Still, ocean rates remained at nearly 200 percent over last year’s prices. Record levels of available capacity over Golden Week and regulatory pressure likely contribute to the steady rates.
Strong volumes are expected through October and may even extend into next year, if retail pre-orders for spring shipments are an indication.
E-commerce continues to drive demand, including from many SMB importers. But in addition to high freight rates and impacts from Amazon policy changes, SMBs on Freightos.com who shipped a record number of orders in July and significant year on year increases since April are now expecting more expensive and less reliable peak season fulfillment to their customers as well.
- China-U.S. West Coast prices (FBX01 Daily) dipped by 1% to $3,847/FEU. This rate is 195% higher than the same time last year.

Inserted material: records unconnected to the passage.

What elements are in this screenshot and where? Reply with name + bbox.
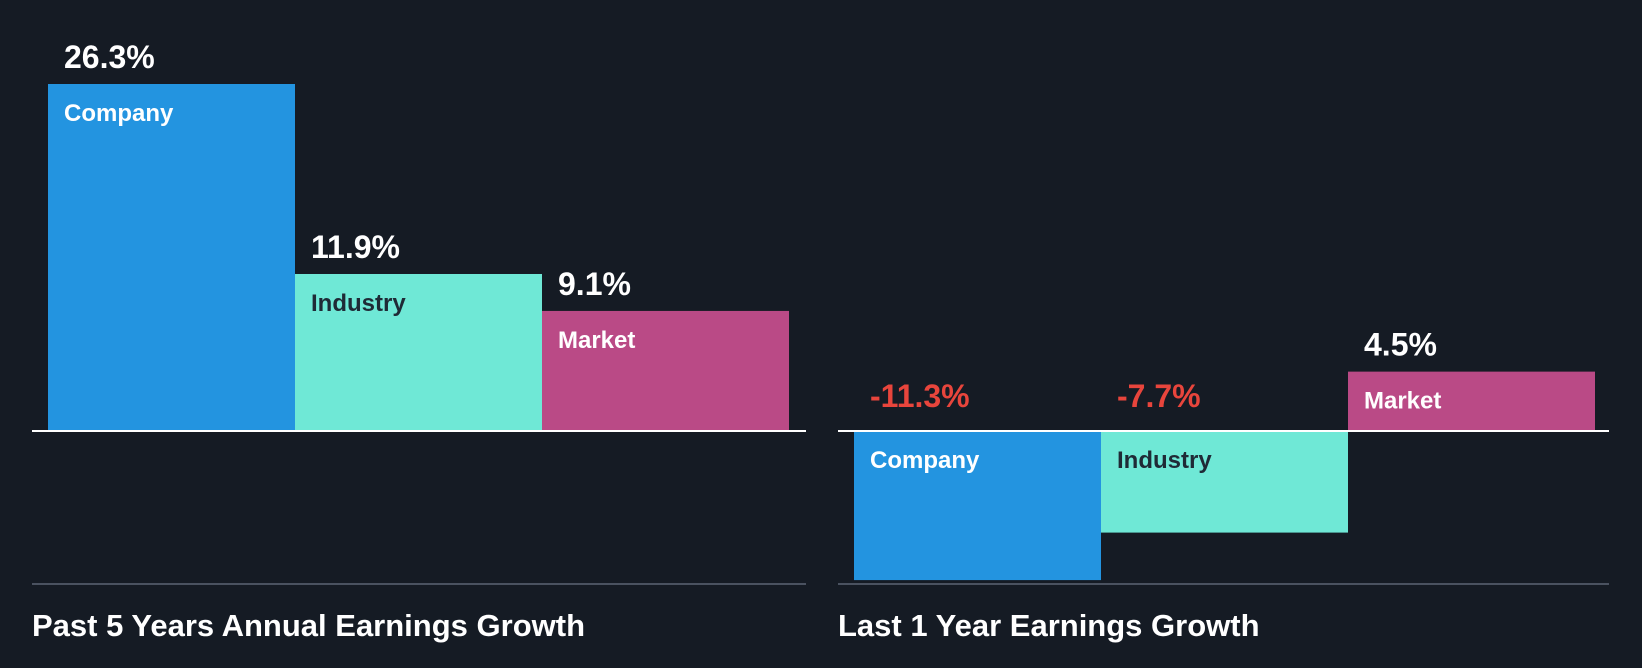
category-label-company-past-5-years: Company <box>64 100 174 127</box>
category-label-market-last-1-year: Market <box>1364 388 1441 415</box>
category-label-industry-past-5-years: Industry <box>311 290 406 317</box>
value-label-market-past-5-years: 9.1% <box>558 266 631 302</box>
bar-company-last-1-year <box>854 431 1101 581</box>
panel-last-1-year: Last 1 Year Earnings Growth Company -11.3… <box>838 327 1609 643</box>
bar-industry-last-1-year <box>1101 431 1348 533</box>
value-label-company-last-1-year: -11.3% <box>870 378 970 414</box>
bar-company-past-5-years <box>48 84 295 431</box>
bar-market-last-1-year <box>1348 371 1595 431</box>
panel-title-past-5-years: Past 5 Years Annual Earnings Growth <box>32 608 585 643</box>
value-label-market-last-1-year: 4.5% <box>1364 327 1437 363</box>
panel-title-last-1-year: Last 1 Year Earnings Growth <box>838 608 1260 643</box>
value-label-industry-last-1-year: -7.7% <box>1117 378 1201 414</box>
panel-past-5-years: Past 5 Years Annual Earnings Growth Comp… <box>32 39 806 643</box>
value-label-company-past-5-years: 26.3% <box>64 39 155 75</box>
value-label-industry-past-5-years: 11.9% <box>311 229 400 265</box>
category-label-industry-last-1-year: Industry <box>1117 447 1212 474</box>
category-label-company-last-1-year: Company <box>870 447 980 474</box>
bar-industry-past-5-years <box>295 273 542 431</box>
bar-market-past-5-years <box>542 310 789 431</box>
category-label-market-past-5-years: Market <box>558 327 635 354</box>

- China-U.S. East Coast prices (FBX03 Daily) went unchanged at $4,680/FEU, and are 91% higher than rates for this week last year.
Any mid-month rate increase is still expected to be minimal, even as current demand is keeping space on the now-full and even extra supply of ships extremely tight. The resulting equipment shortages and poor reliability are still a big problem for shippers.
After a record volume of global imports to the U.S. in August and double-digit annual volume gains in September, the NRF is predicting October volumes to be only 1 percent behind last year. And though they expect a drop off starting in November – possibly impacted by the delay of additional government stimulus. – there are other indications that restocking and pre-ordering of spring shipments ahead of Chinese New Year in February could keep volumes elevated into next year.
The volume surge has been partially driven by a shift to e-commerce, including from many SMB e-commerce sellers. SMB importers using the Freightos.com marketplace to book freight shipped a record number of monthly orders in July, and a 24 percent increase in August compared to last year. But these small businesses not only have had to contend with elevated ocean and air prices and shifting policies from distribution channels like Amazon, but now will face higher costs and less reliability during peak season as they try to fulfill customer orders as well.
The International Trade Association identifies 97 percent of U.S. importers as small or midsize businesses. As e-commerce grows and import barriers drop, this percentage will likely increase. However, data this year suggests a mixed bag for importers:
- Small importers were able to make supply chain decisions to capitalize on the e-commerce boom, booking 24 percent more shipments in August 2020 compared to August 2019.
- They were able to use this same flexibility for selecting products with very rapid inventory shifts (within one month, 7 percent of all imports were PPE-related).
- However, these same vendors were left exposed to distribution policy changes made by fulfillment channels, like two Amazon policy changes (in March and August) that led to dramatic declines in Amazon-related imports.
- While some more savvy small importers already use multiple fulfillment channels, the majority (81 percent) use only one. The most common channel used is Amazon FBA, which is the only distribution channel used by some 40 percent of small importers using the marketplace.
- These importers were exposed to the same import price fluctuations as larger businesses, although often with slimmer margins. For example, ocean rates from China to the U.S. West Coast are now 3x higher than at the same time last year, while air cargo rates from China to U.S., driven by fewer passenger flights, grew more than 300 percent from March to May.